Main job: Policy worker
Side hustle: Babysitter

I babysit for a family on the weekends. I’ve had this gig for all of a month, and found it through a coworker who also babysits as a side hustle. It pays $20 per hour, which I’m told is the “going rate in this area.” For me, that translates to about $320 a month. With the money I make, sometimes I like to feed my inner shopaholic (she doesn’t get out much on my salary). The rest of it I try to save, because it’s rarely possible to do so with my current income.

 

Zachary

Main job: Pharmaceutical support associate
Side hustle: Food runner at a restaurant

I’ve been a runner at a restaurant for a month, after finding the job on Craigslist. I was also a runner at a previous restaurant from February to June of this year; I don’t work a second job during the summer. The job grosses about $1,500 per month, which I use to treat myself here and there, but mainly to catch up on debts.

 

Rebecca

Main job: School social worker; graduate student
Side hustle: Nanny (a.k.a. Chauffeur)

My side job initially started as a nanny position, but recently it has turned me into more of a chauffeur. I’ve worked for the family for three years, and I found the job through my mom, who used to work with the father. It pays about $15 per hour with some extra for gas. When I was working while I was in school I would make about $1,000 a month. This year, my hours were cut back to maybe five a week because the kids are older. I’m lucky if I make $400 a month.

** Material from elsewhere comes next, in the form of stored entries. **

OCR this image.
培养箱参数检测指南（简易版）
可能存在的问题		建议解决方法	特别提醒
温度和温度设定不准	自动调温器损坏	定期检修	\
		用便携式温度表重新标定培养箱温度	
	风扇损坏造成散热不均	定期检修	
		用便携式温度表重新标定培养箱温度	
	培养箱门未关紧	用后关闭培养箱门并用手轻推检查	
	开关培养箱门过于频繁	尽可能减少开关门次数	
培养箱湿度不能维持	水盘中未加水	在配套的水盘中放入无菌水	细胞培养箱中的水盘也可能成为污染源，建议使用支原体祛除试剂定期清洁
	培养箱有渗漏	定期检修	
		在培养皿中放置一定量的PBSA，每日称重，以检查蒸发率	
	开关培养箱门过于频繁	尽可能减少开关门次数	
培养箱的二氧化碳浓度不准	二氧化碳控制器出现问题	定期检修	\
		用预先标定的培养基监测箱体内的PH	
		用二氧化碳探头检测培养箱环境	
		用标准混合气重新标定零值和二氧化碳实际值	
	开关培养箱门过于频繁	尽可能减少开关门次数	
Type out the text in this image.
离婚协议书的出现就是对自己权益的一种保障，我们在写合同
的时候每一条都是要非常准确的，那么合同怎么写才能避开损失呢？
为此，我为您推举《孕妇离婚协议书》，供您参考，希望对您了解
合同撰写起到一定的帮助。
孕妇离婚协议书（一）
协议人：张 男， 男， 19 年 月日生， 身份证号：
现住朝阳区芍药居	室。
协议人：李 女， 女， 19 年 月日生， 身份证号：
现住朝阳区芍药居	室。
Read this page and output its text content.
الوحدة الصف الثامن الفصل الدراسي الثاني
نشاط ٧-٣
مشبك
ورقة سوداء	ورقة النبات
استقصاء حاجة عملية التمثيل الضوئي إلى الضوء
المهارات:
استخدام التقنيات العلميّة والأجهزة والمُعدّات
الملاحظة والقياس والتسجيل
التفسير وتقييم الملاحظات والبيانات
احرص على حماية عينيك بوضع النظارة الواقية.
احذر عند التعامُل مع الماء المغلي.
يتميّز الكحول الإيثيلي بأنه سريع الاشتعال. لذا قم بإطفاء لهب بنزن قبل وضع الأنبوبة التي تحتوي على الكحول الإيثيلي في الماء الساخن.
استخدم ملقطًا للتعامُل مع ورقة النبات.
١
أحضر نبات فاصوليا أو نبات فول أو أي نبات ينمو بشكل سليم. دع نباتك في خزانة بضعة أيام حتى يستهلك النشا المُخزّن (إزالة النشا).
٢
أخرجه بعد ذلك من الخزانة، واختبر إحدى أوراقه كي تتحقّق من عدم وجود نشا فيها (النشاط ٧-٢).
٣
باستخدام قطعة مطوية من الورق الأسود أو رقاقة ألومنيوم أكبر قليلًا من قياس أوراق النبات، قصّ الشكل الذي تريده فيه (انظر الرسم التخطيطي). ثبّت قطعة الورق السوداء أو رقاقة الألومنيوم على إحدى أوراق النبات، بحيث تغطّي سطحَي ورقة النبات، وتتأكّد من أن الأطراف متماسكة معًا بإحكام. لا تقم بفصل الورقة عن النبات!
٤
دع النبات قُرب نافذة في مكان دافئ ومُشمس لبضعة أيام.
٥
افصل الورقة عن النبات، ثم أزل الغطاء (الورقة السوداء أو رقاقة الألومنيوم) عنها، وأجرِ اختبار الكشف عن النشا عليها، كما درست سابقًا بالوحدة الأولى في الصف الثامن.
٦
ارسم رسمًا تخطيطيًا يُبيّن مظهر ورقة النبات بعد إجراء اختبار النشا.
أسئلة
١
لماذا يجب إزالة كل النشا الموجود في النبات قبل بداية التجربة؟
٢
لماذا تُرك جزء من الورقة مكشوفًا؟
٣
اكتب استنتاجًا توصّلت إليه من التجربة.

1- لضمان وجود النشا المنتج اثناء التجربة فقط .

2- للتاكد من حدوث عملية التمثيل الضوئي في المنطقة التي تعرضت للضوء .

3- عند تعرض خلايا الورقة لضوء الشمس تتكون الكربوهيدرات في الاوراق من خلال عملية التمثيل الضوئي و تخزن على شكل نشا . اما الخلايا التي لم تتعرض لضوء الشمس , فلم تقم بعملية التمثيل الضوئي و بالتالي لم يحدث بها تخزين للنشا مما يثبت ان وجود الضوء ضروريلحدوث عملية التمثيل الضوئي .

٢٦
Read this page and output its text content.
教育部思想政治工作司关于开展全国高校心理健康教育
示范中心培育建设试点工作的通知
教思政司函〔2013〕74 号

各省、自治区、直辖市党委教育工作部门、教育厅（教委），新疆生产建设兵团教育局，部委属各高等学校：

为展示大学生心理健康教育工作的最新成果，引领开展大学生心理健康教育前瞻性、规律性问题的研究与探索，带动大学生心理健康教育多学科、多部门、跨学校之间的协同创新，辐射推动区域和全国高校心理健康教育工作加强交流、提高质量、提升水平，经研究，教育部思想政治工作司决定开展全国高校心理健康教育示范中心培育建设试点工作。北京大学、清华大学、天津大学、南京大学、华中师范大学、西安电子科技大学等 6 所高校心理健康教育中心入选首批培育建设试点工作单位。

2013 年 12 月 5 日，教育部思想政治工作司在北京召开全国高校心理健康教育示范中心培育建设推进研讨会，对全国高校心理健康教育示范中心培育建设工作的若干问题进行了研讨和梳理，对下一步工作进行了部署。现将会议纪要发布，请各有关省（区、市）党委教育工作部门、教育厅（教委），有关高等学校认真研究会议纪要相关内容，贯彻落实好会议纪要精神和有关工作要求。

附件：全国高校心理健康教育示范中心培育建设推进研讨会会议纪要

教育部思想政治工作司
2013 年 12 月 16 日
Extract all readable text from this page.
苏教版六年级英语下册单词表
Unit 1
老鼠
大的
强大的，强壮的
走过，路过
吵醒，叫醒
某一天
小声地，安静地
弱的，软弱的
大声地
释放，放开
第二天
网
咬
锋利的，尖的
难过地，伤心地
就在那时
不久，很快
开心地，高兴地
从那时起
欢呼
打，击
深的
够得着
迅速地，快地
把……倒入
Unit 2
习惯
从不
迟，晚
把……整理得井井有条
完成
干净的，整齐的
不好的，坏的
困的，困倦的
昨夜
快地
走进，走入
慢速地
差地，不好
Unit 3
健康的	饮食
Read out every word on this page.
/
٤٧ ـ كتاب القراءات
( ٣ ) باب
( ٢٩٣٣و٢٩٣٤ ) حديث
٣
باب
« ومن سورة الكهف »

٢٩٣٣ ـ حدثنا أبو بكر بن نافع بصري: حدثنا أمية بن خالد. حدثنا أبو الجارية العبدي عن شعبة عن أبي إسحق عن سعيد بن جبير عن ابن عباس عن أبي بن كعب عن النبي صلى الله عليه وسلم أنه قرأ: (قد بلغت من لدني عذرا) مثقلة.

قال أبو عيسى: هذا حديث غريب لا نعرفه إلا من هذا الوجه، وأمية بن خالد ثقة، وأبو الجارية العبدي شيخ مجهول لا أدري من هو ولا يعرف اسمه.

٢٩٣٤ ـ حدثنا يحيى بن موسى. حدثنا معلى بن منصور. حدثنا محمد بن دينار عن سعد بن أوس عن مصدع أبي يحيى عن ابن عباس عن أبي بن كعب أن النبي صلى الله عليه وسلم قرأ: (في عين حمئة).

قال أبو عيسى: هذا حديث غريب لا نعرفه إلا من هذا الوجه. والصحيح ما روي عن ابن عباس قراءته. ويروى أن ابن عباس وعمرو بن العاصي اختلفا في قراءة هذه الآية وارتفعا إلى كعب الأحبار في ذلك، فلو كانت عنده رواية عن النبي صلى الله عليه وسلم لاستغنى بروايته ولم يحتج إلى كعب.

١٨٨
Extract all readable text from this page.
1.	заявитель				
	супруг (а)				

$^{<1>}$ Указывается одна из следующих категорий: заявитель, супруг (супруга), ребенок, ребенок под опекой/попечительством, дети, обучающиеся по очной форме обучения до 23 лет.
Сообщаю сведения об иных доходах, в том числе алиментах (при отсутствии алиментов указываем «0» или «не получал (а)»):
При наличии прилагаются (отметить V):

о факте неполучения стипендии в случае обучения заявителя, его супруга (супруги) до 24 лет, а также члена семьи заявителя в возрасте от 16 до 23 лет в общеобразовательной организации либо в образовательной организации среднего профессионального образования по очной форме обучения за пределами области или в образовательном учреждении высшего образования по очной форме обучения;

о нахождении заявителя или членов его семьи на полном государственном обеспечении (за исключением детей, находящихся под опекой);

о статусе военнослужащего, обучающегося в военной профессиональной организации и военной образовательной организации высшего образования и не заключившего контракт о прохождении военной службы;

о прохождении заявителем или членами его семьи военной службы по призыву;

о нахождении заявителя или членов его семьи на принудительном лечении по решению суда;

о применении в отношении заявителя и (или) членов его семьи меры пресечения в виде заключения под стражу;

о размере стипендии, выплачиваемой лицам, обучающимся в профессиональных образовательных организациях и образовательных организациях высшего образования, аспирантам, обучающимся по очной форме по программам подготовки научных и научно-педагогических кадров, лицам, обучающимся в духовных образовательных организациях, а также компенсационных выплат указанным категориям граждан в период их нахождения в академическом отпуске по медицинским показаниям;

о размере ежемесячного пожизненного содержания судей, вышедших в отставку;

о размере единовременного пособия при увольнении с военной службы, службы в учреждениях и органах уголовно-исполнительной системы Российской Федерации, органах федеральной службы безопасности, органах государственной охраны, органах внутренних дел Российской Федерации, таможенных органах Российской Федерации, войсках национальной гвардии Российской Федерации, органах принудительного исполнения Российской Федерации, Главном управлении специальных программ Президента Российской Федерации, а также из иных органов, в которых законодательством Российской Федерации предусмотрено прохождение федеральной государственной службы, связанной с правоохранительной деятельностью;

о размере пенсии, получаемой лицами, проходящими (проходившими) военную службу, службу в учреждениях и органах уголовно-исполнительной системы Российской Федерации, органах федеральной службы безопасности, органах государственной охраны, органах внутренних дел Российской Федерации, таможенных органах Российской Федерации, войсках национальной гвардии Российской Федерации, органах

When I was in grad school I used the money more toward “treat yourself” expenses and my car payment. Now it’s getting put aside for groceries, car payment, and/or student loans.

 

Bonnie

Main job: Writer; MFA student in fiction and literary translation
Side hustle: Bookseller; Restaurant server

I’m a bookseller at independent bookstore and a server at a Chinese restaurant. I got both jobs pretty much within a month or two after moving to New York, almost three years ago. The bookstore job I got kind of through meeting a girl in a writing workshop I was taking, who was working there at the time. The restaurant job I found through Craigslist. The bookstore job pays about $11 an hour. The restaurant job is, of course, much more variable, since it depends on tips. I feel like I have no idea how much I make there, but it’s not very much at all.

“All” the money I make goes in with “all” the other money I don’t have/am not making, which eventually goes to pay for rent, ramen, occasional beer, occasional plane tickets back to California, and a ton of books.

 

Responses have been edited and condensed for length and clarity.

John Sherman is a writer and copy editor and sometime bookseller in Brooklyn.